Well, when creating a new blog, you have to start somewhere. Somehow, the idea of just jumping in without some sort of preamble seems awkward and wrong. I'm sure I'm not the first blogger to begin their serial ramblings with some introspective, navel-gazing piece about why they're doing it, and I know I won't be the last.
So why do it?
Well, first of all, it's easier than using the Notes function on Facebook. There. That was easy.
Secondly, I believe that bloggers, and indeed anyone who puts any degree of time and effort in their Myspace/Facebook/Whatever profiles, is operating under the impression that somehow, somewhere, some person or persons actually gives a crap about what they have to say. And I guess that includes Yours Truly. And perhaps, yes, I do have some interesting things to say. I just never know what people will find interesting or what they'll find dull. So, I'll just hurl the verbal equivalent of pasta at the wall, and see what sticks.
Thirdly, there's the whole idea of venting. As I believe I mentioned in my Livejournal, when I used to do it, blogging is the electronic equivalent of throwing open a window and shouting at the top of your lungs. Maybe it's something good; maybe it's something bad.

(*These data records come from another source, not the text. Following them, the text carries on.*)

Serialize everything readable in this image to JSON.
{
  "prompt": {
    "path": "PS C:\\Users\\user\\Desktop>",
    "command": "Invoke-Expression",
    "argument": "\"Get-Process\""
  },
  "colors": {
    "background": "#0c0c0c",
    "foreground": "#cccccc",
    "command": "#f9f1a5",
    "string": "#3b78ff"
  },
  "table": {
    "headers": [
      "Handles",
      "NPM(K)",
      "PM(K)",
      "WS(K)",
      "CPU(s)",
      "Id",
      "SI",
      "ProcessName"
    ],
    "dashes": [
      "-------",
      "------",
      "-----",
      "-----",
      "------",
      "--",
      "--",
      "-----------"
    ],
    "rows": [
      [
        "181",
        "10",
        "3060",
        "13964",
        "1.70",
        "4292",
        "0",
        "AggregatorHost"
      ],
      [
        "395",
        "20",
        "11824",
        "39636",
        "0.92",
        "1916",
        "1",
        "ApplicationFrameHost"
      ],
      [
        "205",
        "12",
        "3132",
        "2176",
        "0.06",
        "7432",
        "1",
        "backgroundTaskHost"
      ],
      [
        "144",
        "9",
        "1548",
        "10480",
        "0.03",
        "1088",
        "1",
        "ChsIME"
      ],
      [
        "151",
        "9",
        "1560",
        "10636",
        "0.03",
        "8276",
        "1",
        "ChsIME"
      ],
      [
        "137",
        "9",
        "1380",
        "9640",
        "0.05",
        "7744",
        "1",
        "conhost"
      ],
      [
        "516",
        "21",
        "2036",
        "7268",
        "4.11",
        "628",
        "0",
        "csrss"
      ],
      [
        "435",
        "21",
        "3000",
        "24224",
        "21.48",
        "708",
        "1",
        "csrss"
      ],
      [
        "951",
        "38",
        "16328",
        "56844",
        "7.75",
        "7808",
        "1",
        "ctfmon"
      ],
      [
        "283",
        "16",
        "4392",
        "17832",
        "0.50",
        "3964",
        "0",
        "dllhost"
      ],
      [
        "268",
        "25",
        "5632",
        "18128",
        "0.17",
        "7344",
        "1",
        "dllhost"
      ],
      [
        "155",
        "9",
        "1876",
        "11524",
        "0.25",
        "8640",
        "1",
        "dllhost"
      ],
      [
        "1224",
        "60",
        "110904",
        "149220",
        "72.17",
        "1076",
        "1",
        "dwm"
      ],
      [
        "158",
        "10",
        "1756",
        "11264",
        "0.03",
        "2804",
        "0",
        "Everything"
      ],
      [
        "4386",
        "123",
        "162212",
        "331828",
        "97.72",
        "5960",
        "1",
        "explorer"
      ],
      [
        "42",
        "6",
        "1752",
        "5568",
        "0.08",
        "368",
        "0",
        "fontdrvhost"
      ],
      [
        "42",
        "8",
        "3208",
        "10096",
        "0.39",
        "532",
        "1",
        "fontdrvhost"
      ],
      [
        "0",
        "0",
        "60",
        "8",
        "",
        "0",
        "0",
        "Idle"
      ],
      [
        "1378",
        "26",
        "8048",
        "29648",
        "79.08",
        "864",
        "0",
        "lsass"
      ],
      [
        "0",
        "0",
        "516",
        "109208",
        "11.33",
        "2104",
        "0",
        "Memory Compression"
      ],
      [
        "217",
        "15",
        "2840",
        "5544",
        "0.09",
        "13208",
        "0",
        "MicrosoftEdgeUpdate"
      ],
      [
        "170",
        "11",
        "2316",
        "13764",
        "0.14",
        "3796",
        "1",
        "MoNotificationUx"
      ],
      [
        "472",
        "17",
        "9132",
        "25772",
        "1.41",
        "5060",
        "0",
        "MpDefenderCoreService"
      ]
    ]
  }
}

And just what can you expect to find here? Observations, anecdotes, venting, rantings, ramblings, weirdness, humor, weird humor, sentimental hogwash, unasked for advice, reminiscings of what life was like "back in the day", and oh yes, hobbies...stuff like roleplaying games, and baseball.
In fact, the name Obstructed View comes from a sort-of column I did for a Red Sox fan site a while back. I liked the name enough that I'm taking it with me. So don't be surprised if sometimes this space has some bizarre satirical take on the Red Sox and their opponents.
So, brace yourselves, buckle up, keep hands and feet inside the car at all times, and enjoy.
And to start us off, here's some words of wisdom that I've come to incorporate in my life's philosophies. Some of them are from other sources, some are things I've come up with on my own, as I've explored this crazy little thing called life.
"I used to complain about not having any shoes, until I met a man with no feet. Wow. That was gross. It sure made me forget about the no-shoe thing, let me tell you."
"Before you criticize someone, walk a mile in their shoes. Then when you do criticize them, they're a mile away, and hey, free shoes. Sort of solves the problem of the first saying, don't you think?"
"Give a man a fish and feed him for a day; teach a man to fish, and you'll never get him to do any chores around the house; he's too damned busy going fishing with his buddies and drinking beer. Jerk."
"A rolling stone gathers no moss, but a few of them sure have gathered a buttload of wrinkles. Holy crap, have you seen Keith Richards lately? Talk about Night of the Living Dead!"
"If you love something, set it free; if it returns, it's yours forever; if it doesn't, hunt it down and kill it."
"Men are from Mars, women are from Venus, crap is from Uranus."
"You can catch more flies with honey than with vinegar, but why the Hell would I want a bunch of flies in the first place?"
"All work and no play makes Jack want to kill his family with an axe. Redrum!"
"Remember, if a monster chases you and your friends, you don't have to run faster than the monster- you just have to run faster than at least one of your friends."
"Two roads diverged in a wood/And I took the one less traveled by/And promptly destroyed my car's suspension/Guess that's why less people took that road, huh?"